同时,我们定义以下函数,使得对于任意一个进程,我们都能查到它在DP/TP/PP组中的局部序号(local_rank),以及它对应的DP/TP/PP组的world_size。
Q:如何确保逻辑分组和物理GPU对应上,使得TP、DP尽量跑在同一个节点上?
A:torchrun能够确保rank按照节点连续分配,只要TP size不超过节点GPU数量,TP天然跑在同一个节点。
模型定义和切分
setup_model_and_optimizer是整个模型并行的入口函数,如下图,它主要由”定义模型架构并切割模型“,“设置optimizer”和“设置学习率”三部分组成。我们关注的重点在第一部分上(get_model)。

get_model(model_provider) 函数主要做了两件事:
- 在CPU上定义模型。
model_provider是一个函数,调用它即可返回Megatron的分布式模型,也就是一个MegatronModule类的子类,这个将是下文要介绍的重点。 - 把模型从CPU搬运至GPU上。这里有两种方法可供选择:
- 方案一:借助deepspeed进行管理。
- 方案二:手动搬运管理。这里需要我们以下事情:
- 显式搬运。即手动将模型搬运到当前进程所对应的GPU上。
- 权重精度设定。
- 初始化DP组。这里指的是定义DP组间forward、backward和梯度计算与通讯等方法。在Megatron中,TP和PP组的这些方法是人为定义的,而DP组则是可以用现成的(torch的DistributedDataParallel)。
在 Megatron 中,模型并行所需的张量分割与通信操作内嵌于模型定义之中,这里实现的模型就是Megatron的分布式模型。MegatronModule 是所有分布式模型和组件的基类,统一了模型组件的接口,并为模型并行(Model Parallelism)及训练/推理流程提供核心支持。
模型切分的基本原理,是利用可获取到的进程ID(全局或DP/TP/PP组内的),在不同进程依靠类似if..else.. 来解决模型差异化问题。
有两种方式对模型进行切割:
- 方案一:先定义出完整的模型,并对模型参数做初始化,然后根据进程id取出相应子模型,搬运到GPU上
- 方案二:直接根据进程id,设计好当前子模型,做参数初始化,搬运到GPU上
这两者从结果上可以等价,它们的核心差别,在于“随机种子”的设定,它关系到模型是否能够复现。例如,对于Word Embedding来说,切分的WE1和WE2间需要采用不同的随机种子。因为若采用相同的随机种子,则WE1和WE2的结果完全一样,这不等价于先随机初始化WE,再将它进行切割。
一般在TP/PP组内,设定不同的随机种子。而在DP组内,设定相同的随机种子。
方案1(先做整体初始化再切割)在代码里被称为“CPU上的初始化”(_initialize_affine_weight_cpu)。
def _initialize_affine_weight_cpu(
weight,
output_size,
input_size,
per_partition_size,
partition_dim,
init_method,
stride=1,
return_master_weight=False,
):
"""Initialize affine weight for model parallel.

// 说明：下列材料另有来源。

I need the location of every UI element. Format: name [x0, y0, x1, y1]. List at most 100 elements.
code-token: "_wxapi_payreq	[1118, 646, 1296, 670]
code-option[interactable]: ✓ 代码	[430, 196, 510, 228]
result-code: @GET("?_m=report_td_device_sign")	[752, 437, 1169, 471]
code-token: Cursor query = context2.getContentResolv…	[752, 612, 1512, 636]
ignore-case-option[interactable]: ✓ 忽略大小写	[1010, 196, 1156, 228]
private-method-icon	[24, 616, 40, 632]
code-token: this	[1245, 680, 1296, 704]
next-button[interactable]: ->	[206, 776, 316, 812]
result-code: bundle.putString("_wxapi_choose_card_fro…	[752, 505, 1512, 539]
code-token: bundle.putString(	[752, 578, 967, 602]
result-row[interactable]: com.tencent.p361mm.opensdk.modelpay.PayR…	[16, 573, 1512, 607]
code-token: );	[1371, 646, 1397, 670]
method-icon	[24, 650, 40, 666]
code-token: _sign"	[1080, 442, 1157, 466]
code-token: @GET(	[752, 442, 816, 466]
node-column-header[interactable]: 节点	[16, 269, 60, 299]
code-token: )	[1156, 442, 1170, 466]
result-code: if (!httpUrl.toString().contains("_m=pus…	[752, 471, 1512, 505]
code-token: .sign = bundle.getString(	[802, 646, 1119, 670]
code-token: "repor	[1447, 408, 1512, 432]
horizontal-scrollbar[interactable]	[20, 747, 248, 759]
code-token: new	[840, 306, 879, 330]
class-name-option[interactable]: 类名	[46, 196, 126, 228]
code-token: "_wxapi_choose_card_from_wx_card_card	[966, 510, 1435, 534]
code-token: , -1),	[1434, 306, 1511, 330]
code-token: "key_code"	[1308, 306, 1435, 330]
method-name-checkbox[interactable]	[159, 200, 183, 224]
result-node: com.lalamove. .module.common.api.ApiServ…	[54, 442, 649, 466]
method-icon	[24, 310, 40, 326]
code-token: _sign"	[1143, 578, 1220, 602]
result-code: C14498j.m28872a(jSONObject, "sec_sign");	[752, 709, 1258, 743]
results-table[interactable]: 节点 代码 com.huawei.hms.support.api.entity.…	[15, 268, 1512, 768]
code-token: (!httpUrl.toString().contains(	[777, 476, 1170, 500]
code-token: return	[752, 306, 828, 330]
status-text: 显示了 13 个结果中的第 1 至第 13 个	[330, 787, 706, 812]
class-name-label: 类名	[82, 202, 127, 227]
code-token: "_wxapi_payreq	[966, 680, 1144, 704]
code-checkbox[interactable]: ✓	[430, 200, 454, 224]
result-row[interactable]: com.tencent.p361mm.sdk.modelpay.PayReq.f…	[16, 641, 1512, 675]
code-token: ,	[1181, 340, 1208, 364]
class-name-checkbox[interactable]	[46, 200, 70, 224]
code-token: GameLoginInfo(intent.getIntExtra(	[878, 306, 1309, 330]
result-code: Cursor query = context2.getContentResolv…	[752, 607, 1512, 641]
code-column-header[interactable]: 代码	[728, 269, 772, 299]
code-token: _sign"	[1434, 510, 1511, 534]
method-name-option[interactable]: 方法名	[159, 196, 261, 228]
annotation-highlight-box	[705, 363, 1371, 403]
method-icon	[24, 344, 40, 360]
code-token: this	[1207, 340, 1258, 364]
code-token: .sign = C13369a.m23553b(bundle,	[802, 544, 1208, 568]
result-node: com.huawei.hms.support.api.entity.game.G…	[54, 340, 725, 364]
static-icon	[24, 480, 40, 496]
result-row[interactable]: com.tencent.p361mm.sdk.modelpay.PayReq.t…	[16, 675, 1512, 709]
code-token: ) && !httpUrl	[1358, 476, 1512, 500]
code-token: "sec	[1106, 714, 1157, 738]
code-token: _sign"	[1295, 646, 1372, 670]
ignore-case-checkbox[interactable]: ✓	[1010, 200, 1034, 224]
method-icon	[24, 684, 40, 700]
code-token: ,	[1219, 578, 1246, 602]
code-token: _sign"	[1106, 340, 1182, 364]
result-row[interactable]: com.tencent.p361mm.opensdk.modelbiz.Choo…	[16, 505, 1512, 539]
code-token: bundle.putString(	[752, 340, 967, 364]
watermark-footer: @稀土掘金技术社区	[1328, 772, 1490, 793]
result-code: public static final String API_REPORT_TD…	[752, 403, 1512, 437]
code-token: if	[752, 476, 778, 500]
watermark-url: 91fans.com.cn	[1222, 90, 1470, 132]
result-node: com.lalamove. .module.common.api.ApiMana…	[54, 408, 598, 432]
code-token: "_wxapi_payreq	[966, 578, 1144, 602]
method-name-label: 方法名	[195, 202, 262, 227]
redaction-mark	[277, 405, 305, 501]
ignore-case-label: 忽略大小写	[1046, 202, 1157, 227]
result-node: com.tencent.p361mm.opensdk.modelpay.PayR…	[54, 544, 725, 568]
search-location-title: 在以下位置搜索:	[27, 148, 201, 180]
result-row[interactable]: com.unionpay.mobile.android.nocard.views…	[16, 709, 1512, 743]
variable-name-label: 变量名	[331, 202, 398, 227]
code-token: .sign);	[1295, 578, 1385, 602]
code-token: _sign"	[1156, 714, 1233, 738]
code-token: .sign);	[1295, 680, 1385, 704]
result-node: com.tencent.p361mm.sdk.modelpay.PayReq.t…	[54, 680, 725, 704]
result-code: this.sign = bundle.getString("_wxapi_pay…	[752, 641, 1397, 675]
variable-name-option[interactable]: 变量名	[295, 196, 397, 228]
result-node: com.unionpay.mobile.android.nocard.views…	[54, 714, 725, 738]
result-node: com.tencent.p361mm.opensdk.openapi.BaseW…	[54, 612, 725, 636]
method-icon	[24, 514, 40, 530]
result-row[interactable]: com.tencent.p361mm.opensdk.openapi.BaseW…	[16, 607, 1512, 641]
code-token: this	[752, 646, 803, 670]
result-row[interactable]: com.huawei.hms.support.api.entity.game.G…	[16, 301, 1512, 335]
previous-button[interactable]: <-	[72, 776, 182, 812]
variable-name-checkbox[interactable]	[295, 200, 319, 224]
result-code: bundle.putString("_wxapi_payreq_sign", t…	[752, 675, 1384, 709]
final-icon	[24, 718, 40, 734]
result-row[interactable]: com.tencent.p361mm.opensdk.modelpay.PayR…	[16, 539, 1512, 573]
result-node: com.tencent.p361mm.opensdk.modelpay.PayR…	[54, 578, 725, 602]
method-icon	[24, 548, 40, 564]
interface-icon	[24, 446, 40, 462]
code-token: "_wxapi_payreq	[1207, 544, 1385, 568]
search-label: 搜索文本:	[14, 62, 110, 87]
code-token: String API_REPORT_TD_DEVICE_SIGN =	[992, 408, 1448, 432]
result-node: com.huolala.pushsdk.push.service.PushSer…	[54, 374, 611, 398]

Build the master weight on all processes and scatter
the relevant chunk."""
set_tensor_model_parallel_attributes(
tensor=weight, is_parallel=True, dim=partition_dim, stride=stride
)
# Initialize master weight
# 先初始化完整的master_weight,比传入的weight大
master_weight = torch.empty(
output_size, input_size, dtype=torch.float, requires_grad=False
)
init_method(master_weight)
args = get_args()
master_weight = master_weight.to(dtype=args.params_dtype)
# Split and copy
per_partition_per_stride_size = divide(per_partition_size, stride)
weight_list = torch.split(
master_weight, per_partition_per_stride_size, dim=partition_dim
)
rank = get_tensor_model_parallel_rank()
world_size = get_tensor_model_parallel_world_size()
my_weight_list = weight_list[rank::world_size]
with torch.no_grad():
torch.cat(my_weight_list, dim=partition_dim, out=weight) # 传入的weight是在cpu上创建的
if return_master_weight:
return master_weight
return None
方案2(直接对局部初始化)被称为“在GPU上的初始化”(_initialize_affine_weight_gpu)。
def _initialize_affine_weight_gpu(weight, init_method, partition_dim, stride=1):
"""Initialize affine weight for model parallel on GPU."""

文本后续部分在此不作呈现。